The paper tackles nonsmooth nonconvex-nonconcave minimax optimization by proposing a novel algorithm called smoothed proximal linear descent-ascent (smoothed PLDA), which achieves an iteration complexity of O(ε^{-2}) for finding stationary points under certain conditions, specifically when the Kurdyka-Lojasiewicz exponent θ is in [0, 1/2].
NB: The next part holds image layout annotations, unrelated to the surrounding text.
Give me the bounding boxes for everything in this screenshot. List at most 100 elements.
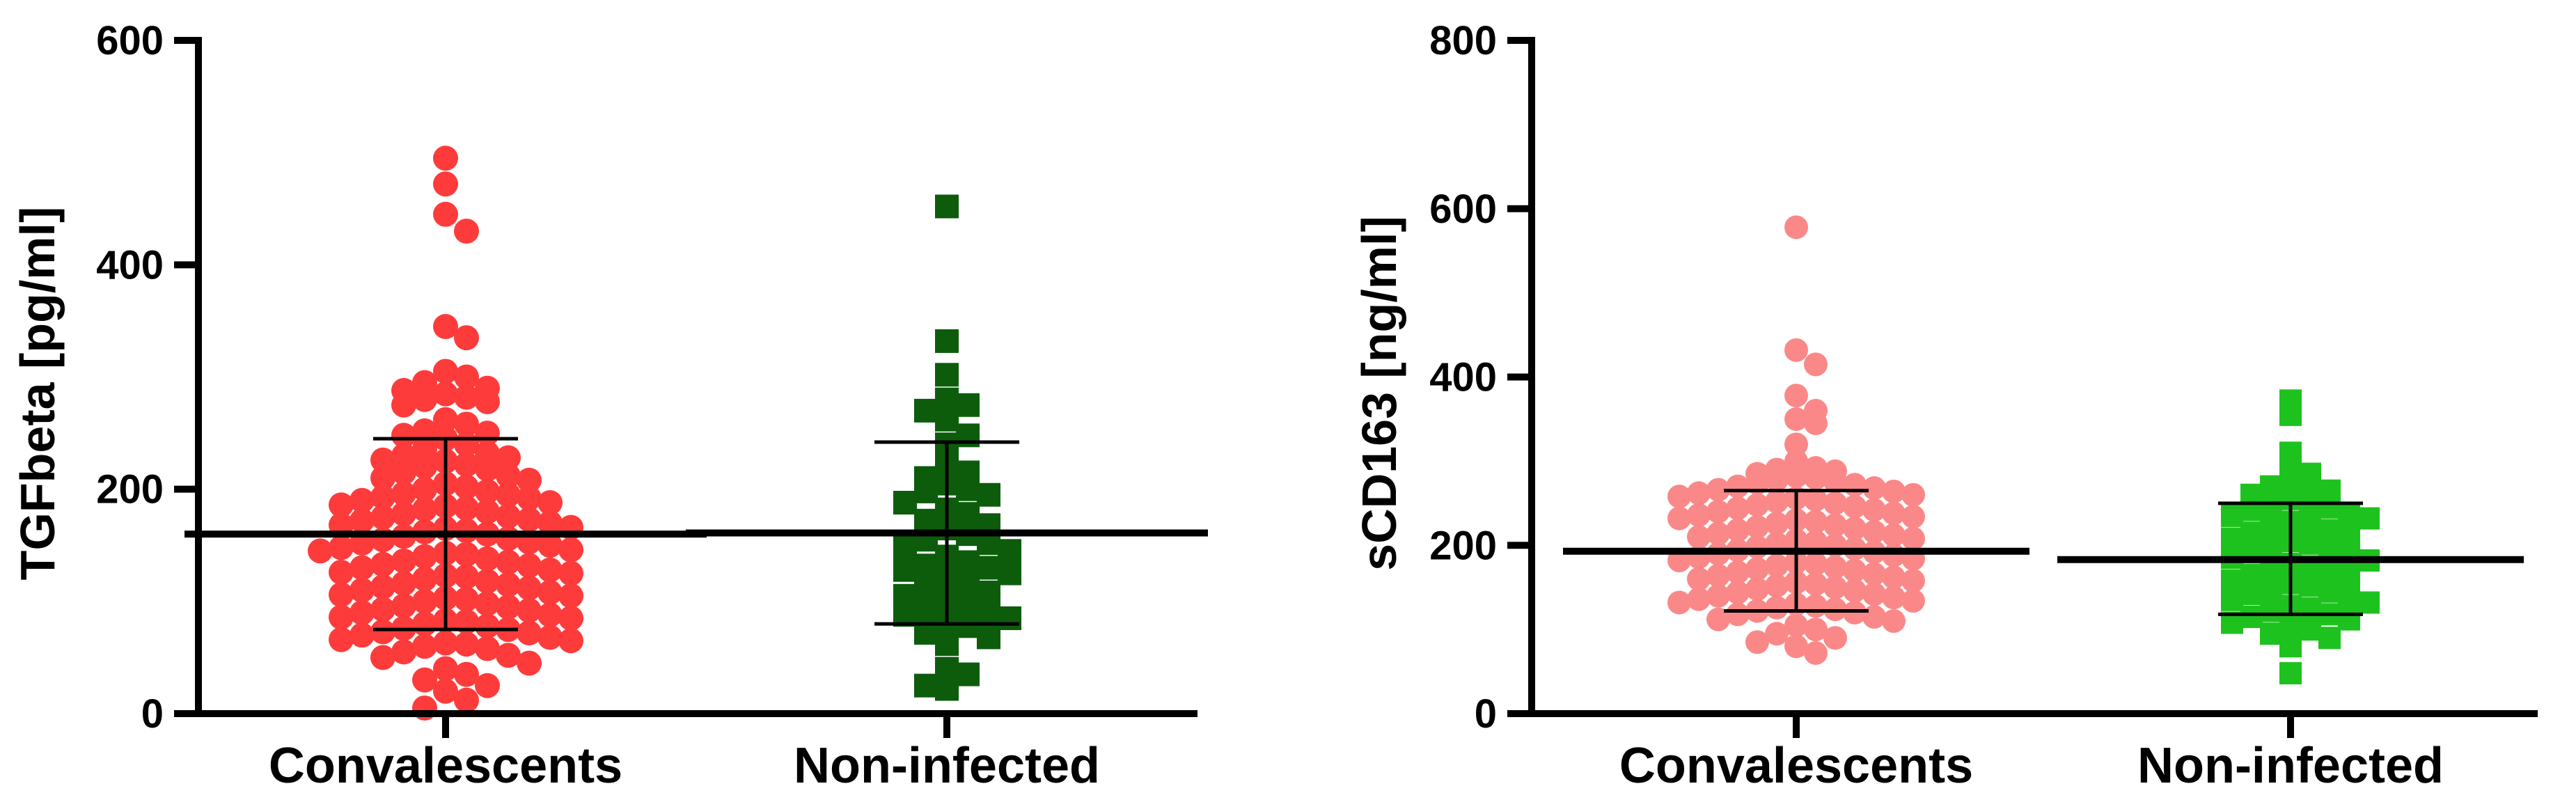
tgfbeta-non-infected-point-4 bbox=[956, 393, 980, 417]
scd163-non-infected-point-22 bbox=[2240, 521, 2263, 544]
scd163-convalescents-point-80 bbox=[1745, 577, 1769, 602]
tgfbeta-convalescents-point-42 bbox=[370, 484, 395, 510]
scd163-non-infected-point-39 bbox=[2221, 570, 2243, 592]
scd163-convalescents-point-88 bbox=[1667, 590, 1691, 615]
scd163-convalescents-point-33 bbox=[1862, 498, 1886, 522]
scd163-non-infected-point-59 bbox=[2279, 635, 2302, 658]
tgfbeta-convalescents-point-95 bbox=[558, 583, 583, 609]
tgfbeta-convalescents-point-91 bbox=[517, 575, 542, 601]
tgfbeta-y-ticks: 0 200 400 600 bbox=[96, 18, 198, 737]
tgfbeta-convalescents-point-41 bbox=[496, 482, 521, 508]
tgfbeta-convalescents-point-13 bbox=[412, 386, 437, 412]
tgfbeta-convalescents-point-115 bbox=[517, 620, 542, 645]
tgfbeta-convalescents-point-103 bbox=[517, 597, 542, 623]
tgfbeta-y-tick-label-200: 200 bbox=[96, 467, 164, 512]
scd163-category-convalescents: Convalescents bbox=[1619, 738, 1973, 793]
tgfbeta-convalescents-point-16 bbox=[433, 407, 458, 432]
scd163-y-tick-label-800: 800 bbox=[1429, 18, 1497, 63]
tgfbeta-non-infected-point-29 bbox=[914, 553, 938, 578]
scd163-convalescents-point-28 bbox=[1765, 489, 1789, 514]
tgfbeta-non-infected-point-45 bbox=[956, 614, 980, 638]
tgfbeta-convalescents-point-124 bbox=[391, 639, 416, 665]
tgfbeta-convalescents-point-31 bbox=[475, 456, 500, 482]
scd163-category-non-infected: Non-infected bbox=[2137, 738, 2444, 793]
tgfbeta-convalescents-point-52 bbox=[496, 503, 521, 529]
tgfbeta-convalescents-point-85 bbox=[454, 564, 479, 590]
scd163-convalescents-point-96 bbox=[1862, 604, 1886, 629]
scd163-convalescents-point-50 bbox=[1901, 526, 1925, 551]
scd163-non-infected-point-43 bbox=[2318, 580, 2341, 603]
tgfbeta-convalescents-point-82 bbox=[329, 559, 354, 585]
scd163-convalescents-point-99 bbox=[1784, 613, 1808, 638]
scd163-convalescents-point-34 bbox=[1706, 499, 1730, 524]
tgfbeta-convalescents-point-110 bbox=[412, 611, 437, 637]
tgfbeta-convalescents-point-50 bbox=[475, 498, 500, 524]
tgfbeta-non-infected-point-32 bbox=[998, 561, 1021, 586]
tgfbeta-non-infected-point-31 bbox=[893, 558, 917, 582]
tgfbeta-non-infected-point-47 bbox=[977, 625, 1000, 650]
tgfbeta-convalescents-point-15 bbox=[391, 392, 416, 418]
scd163-panel: sCD163 [ng/ml] 0 200 400 600 800 Convalescen… bbox=[1352, 18, 2538, 793]
scd163-convalescents-point-75 bbox=[1901, 569, 1925, 593]
tgfbeta-non-infected-point-50 bbox=[956, 662, 980, 686]
scd163-convalescents-point-21 bbox=[1706, 478, 1730, 502]
scd163-convalescents-point-72 bbox=[1706, 563, 1730, 588]
scd163-non-infected-point-44 bbox=[2240, 583, 2263, 606]
tgfbeta-convalescents-point-54 bbox=[517, 507, 542, 533]
tgfbeta-convalescents-point-38 bbox=[412, 476, 437, 502]
tgfbeta-convalescents-point-68 bbox=[537, 533, 563, 558]
scd163-convalescents-point-98 bbox=[1882, 609, 1906, 634]
tgfbeta-convalescents-point-14 bbox=[475, 388, 500, 414]
tgfbeta-convalescents-point-101 bbox=[496, 594, 521, 620]
scd163-convalescents-point-82 bbox=[1726, 580, 1750, 604]
scd163-convalescents-point-67 bbox=[1823, 555, 1847, 579]
tgfbeta-convalescents-point-74 bbox=[412, 544, 437, 570]
tgfbeta-category-convalescents: Convalescents bbox=[269, 738, 622, 793]
scd163-y-axis-title: sCD163 [ng/ml] bbox=[1352, 216, 1406, 571]
scd163-convalescents-point-31 bbox=[1843, 494, 1867, 519]
scd163-convalescents-point-100 bbox=[1804, 618, 1828, 642]
tgfbeta-y-tick-label-400: 400 bbox=[96, 242, 164, 288]
tgfbeta-convalescents-point-5 bbox=[454, 325, 479, 351]
scd163-convalescents-point-32 bbox=[1726, 496, 1750, 521]
scd163-convalescents-point-45 bbox=[1726, 518, 1750, 542]
tgfbeta-convalescents-point-89 bbox=[496, 572, 521, 597]
scd163-non-infected-point-56 bbox=[2299, 618, 2321, 641]
scd163-convalescents-point-35 bbox=[1882, 501, 1906, 526]
tgfbeta-convalescents-point-75 bbox=[475, 546, 500, 572]
scd163-convalescents-point-84 bbox=[1706, 583, 1730, 608]
scd163-convalescents-point-49 bbox=[1687, 525, 1711, 549]
tgfbeta-non-infected-point-2 bbox=[935, 363, 959, 387]
scd163-convalescents-point-47 bbox=[1706, 521, 1730, 546]
scd163-non-infected-point-36 bbox=[2318, 560, 2341, 583]
tgfbeta-non-infected-point-14 bbox=[914, 479, 938, 503]
tgfbeta-convalescents-point-33 bbox=[496, 463, 521, 489]
tgfbeta-convalescents-point-86 bbox=[412, 566, 437, 592]
scd163-non-infected-point-20 bbox=[2260, 515, 2282, 538]
tgfbeta-convalescents-point-6 bbox=[433, 359, 458, 384]
scd163-non-infected-point-19 bbox=[2299, 513, 2321, 536]
tgfbeta-convalescents-point-88 bbox=[391, 571, 416, 597]
scd163-convalescents-point-13 bbox=[1784, 464, 1808, 489]
tgfbeta-convalescents-point-73 bbox=[454, 542, 479, 567]
tgfbeta-convalescents-point-29 bbox=[454, 452, 479, 478]
scd163-convalescents-point-43 bbox=[1745, 515, 1769, 539]
tgfbeta-convalescents-point-125 bbox=[496, 643, 521, 668]
tgfbeta-convalescents-point-80 bbox=[350, 555, 375, 581]
tgfbeta-convalescents-point-3 bbox=[454, 218, 479, 244]
tgfbeta-non-infected-point-28 bbox=[956, 550, 980, 574]
tgfbeta-non-infected-point-0 bbox=[935, 194, 959, 219]
scd163-non-infected-point-42 bbox=[2260, 578, 2282, 601]
tgfbeta-convalescents-point-1 bbox=[433, 171, 458, 197]
tgfbeta-convalescents-point-99 bbox=[475, 591, 500, 617]
tgfbeta-convalescents-point-51 bbox=[391, 501, 416, 527]
scd163-non-infected-point-1 bbox=[2279, 403, 2302, 426]
scd163-convalescents-point-29 bbox=[1823, 491, 1847, 515]
tgfbeta-non-infected-point-30 bbox=[977, 556, 1000, 580]
scd163-non-infected-point-52 bbox=[2240, 605, 2263, 628]
scd163-non-infected-point-6 bbox=[2299, 471, 2321, 494]
scd163-non-infected-point-41 bbox=[2299, 574, 2321, 597]
tgfbeta-non-infected-point-3 bbox=[935, 387, 959, 411]
tgfbeta-panel: TGFbeta [pg/ml] 0 200 400 600 Convalescents… bbox=[10, 18, 1208, 793]
tgfbeta-convalescents-point-120 bbox=[433, 630, 458, 656]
Nonconvex-nonconcave minimax optimization has gained widespread interest over the last decade. However, most existing works focus on variants of gradient descent-ascent (GDA) algorithms, which are only applicable to smooth nonconvex-concave settings. To address this limitation, we propose a novel algorithm named smoothed proximal linear descent-ascent (smoothed PLDA), which can effectively handle a broad range of structured nonsmooth nonconvex-nonconcave minimax problems. Specifically, we consider the setting where the primal function has a nonsmooth composite structure and the dual function possesses the Kurdyka-Lojasiewicz (KL) property with exponent $θ\in [0,1)$. We introduce a novel convergence analysis framework for smoothed PLDA, the key components of which are our newly developed nonsmooth primal error bound and dual error bound. Using this framework, we show that smoothed PLDA can find both $ε$-game-stationary points and $ε$-optimization-stationary points of the problems of interest in $\mathcal{O}(ε^{-2\max\{2θ,1\}})$ iterations. Furthermore, when $θ\in [0,\frac{1}{2}]$, smoothed PLDA achieves the optimal iteration complexity of $\mathcal{O}(ε^{-2})$. To further demonstrate the effectiveness and wide applicability of our analysis framework, we show that certain max-structured problem possesses the KL property with exponent $θ=0$ under mild assumptions. As a by-product, we establish algorithm-independent quantitative relationships among various stationarity concepts, which may be of independent interest.